Skidos offers an SDK to turn mobile games into ‘learning apps’

Skidos, an edtech startup based in Copenhagen after relocating its HQ from New Delhi, offers an SDK to help games developers turn casual games into “learning apps”. The idea, co-founder and CEO Aditya Prakash says, is to flip the existing model where educational games often do a poor job of mimicking popular non-educational gaming titles. Thus, instead of gamifying existing learning content as it moves into the digital domain, Skidos wants to make it easier to put the learning content into casual gaming.

“After launching our first in-house educational game in 2014, I quickly realised that making fun, high quality games was very time consuming and expensive,” he explains. “However at the same time, we had strong evidence that 5-12 year old kids really found the game engaging and useful to practice math. We used this evidence to pivot towards developing our proprietary SDK which can convert popular mobile games into fun educational games”.

The Skidos SDK, which is initially focusing on maths, soft launched at the Nordic Game conference in May 2016 where, Prakash says, the startup got a “phenomenal response” from game developers. The first version of the SDK was then given a more formal launch that August and since then Skidos has partnered with 10 international game studios and has launched 9 converted games on the App Stores.

“If a pupil plays one of Skidos’ games for ten weeks or more, their accuracy level in math questions will, on average, go up by four percent besides increasing the time spent on practicing skills,” claims the Skidos founder.

But exactly how does the SDK let developers convert a casual game into a bona fide learning app?

In terms of the actual learning content, it has been designed as a replacement for worksheets and is mapped to popular maths curriculums. Specifically, once the game developer integrates the SDK, the learning content gets triggered at specific events when the child needs to advance in the game or win the virtual currency or special power up of the game — see the video embedded below.

From a technical perspective, it’s offered as a Unity package file which has its own Graphical User Interface (GUI) and libraries which communicate with the Skidos servers.

For example, Prakash argues that a game like Super Mario can teach children mathematical concepts of speed, distance, time, costs, height etc because they engage with these concepts in the game. “We have created many such concepts around mathematics along with other standard mathematics curriculum inside the SDK,” he says.

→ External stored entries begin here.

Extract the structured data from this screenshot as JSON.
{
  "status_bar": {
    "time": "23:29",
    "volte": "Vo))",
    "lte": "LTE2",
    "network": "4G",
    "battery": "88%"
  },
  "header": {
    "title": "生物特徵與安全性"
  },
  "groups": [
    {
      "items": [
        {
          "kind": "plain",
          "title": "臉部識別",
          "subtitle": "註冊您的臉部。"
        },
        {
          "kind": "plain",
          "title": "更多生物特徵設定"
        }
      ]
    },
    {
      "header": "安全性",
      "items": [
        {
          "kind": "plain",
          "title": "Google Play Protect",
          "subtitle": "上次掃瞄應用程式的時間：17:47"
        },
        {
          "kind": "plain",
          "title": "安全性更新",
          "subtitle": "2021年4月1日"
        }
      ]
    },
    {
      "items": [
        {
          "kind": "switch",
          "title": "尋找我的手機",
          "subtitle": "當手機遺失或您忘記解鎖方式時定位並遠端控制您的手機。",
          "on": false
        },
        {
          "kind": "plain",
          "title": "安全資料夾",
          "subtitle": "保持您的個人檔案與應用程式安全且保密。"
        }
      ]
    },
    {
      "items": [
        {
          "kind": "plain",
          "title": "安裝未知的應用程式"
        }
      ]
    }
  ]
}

“There are companies who have tried to develop their own fun learning games but have failed to build a scalable business model,” adds Prakash. “At the same time, kids in the age group of 6-13 years are gamified since birth and spend an average of 2 hours daily playing casual games. We want to create learning opportunities for them during this time without compromising on gameplay or fun”.

To further that mission, Skidos has raised $750,000 in new funding. Leading the round are SEED Capital Denmark, with participation from unnamed Danish angel investors.